Inter-cluster directory protocol • Three states per 16B memory chunk: invalid, shared, dirty. • Memory is distributed across clusters. • Directory bits: • Simple scheme of 1 bit per cluster + 1 dirty bit. • This is good for the prototype which has maximum 16 clusters. Should be replaced by limited-pointer/sparse directory for more clusters. • Replies are sent directly between clusters and not through the home cluster. • i.e. invalidation acks are collected at the requester node and not the home node of a memory location.
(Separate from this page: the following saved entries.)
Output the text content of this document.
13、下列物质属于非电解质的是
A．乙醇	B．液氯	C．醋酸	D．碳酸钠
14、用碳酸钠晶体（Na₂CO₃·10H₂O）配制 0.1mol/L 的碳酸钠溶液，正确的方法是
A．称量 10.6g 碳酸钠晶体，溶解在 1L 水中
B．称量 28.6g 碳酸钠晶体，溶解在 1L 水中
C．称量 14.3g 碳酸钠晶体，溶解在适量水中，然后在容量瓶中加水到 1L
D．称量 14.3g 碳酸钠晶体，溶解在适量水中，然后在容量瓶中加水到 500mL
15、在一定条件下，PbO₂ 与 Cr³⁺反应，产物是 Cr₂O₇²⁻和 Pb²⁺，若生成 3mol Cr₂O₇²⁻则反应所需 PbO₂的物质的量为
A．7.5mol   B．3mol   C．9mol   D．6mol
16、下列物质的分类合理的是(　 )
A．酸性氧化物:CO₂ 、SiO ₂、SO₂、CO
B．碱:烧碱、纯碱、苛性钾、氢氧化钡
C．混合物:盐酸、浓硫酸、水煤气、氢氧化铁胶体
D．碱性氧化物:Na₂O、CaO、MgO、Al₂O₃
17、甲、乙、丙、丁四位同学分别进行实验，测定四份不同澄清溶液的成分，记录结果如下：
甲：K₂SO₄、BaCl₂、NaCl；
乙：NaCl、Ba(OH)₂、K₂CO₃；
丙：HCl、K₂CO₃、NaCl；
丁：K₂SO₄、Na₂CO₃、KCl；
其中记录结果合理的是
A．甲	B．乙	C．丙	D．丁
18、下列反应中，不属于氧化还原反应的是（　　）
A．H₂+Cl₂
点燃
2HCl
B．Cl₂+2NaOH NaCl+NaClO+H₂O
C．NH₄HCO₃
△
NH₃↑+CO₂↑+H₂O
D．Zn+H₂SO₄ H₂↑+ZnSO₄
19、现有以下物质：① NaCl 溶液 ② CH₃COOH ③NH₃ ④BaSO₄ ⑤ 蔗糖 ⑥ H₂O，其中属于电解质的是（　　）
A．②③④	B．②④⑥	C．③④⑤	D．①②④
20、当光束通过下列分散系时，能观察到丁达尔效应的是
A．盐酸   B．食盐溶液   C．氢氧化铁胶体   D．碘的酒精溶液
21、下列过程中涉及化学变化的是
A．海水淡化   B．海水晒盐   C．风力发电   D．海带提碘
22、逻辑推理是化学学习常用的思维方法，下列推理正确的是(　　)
Extra hardware for directory For each cluster, we have the following: • Directory bits: DRAM • 17 bits per 16-byte cache line • Directory controller: snoops every bus transaction within cluster, accesses directory bits and takes action. • Reply controller • Remote access cache: SRAM. 128KB, 16B line • Snoops remote accesses on the local bus • Stores state of on-going remote accesses made by local processors • Lock-up free: handle multiple outstanding requests • QUESTION: what happens if two remote requests collide in this direct mapped cache? • Pseudo-CPU: • for requests for local memory by remote nodes. • Performance monitor
Memory performance • 4-level memory hierarchy: (L1, L2), (local L2s + memory), directory home, remote cluster
Hardware cost of directory • [table 2 in the paper] • 13.7% DRAM – directory bits • For larger systems, sparse representation needed. • 10% SRAM – remote access cache • 20% logic gates – controllers and network interfaces • Clustering is important: • For uniprocessor node, directory logic is 44%. • Compare to message passing: • Message passing has about 10% logic + ~0 memory cost. • Thus, hardware coherence costs 10% more logic and 10% more memory. • Later argued that, the performance improvement is much greater than 10% -- 3-4X.
Performance monitor • Configurable events. • SRAM-based counters: • 2 banks of 16K x 32 SRAM. • Addressed by events (i.e. event0, event1, event2… form address bit 0, 1, 2…) • Thus, can track (log 16K) = 14 events with each bank. • Trace buffer made of DRAM: • Can store 2M memory ops. • With software support, can log all memory operations.
Performance results • 9 applications • Good speed-up on 5 – without specially optimizing for DASH. • MP3D has bad locality. PSIM4 is enhanced version of MP3D. • Cholesky: more processors => too fine granularity, unless problem size is increased unreasonably. • Note: dip after P = 4.
Detailed study of 3 applications • What to read from tables 4, 5, 6: • Water and LocusRoute have equal fraction of reads local, but Water scales well, and LocusRoute doesn’t. • Remote caching works: • Water and LocusRoute have remote reference every 20 and 11 instructions, but busy pclks between processor stalls is 506 and 181.
Conclusions • Locality is still important, because of higher remote latencies • However, for applications, natural locality can be enough (Barnes-Hut, Radiosity, Water). • Thus, good speed-ups can be achieved without difficult programming model (i.e. message passing) • For higher performance, have to worry about the extended memory hierarchy – but only for critical data structures. Analogous to argument in the uniprocessor world: caches vs. scratchpad memories/stream buffers.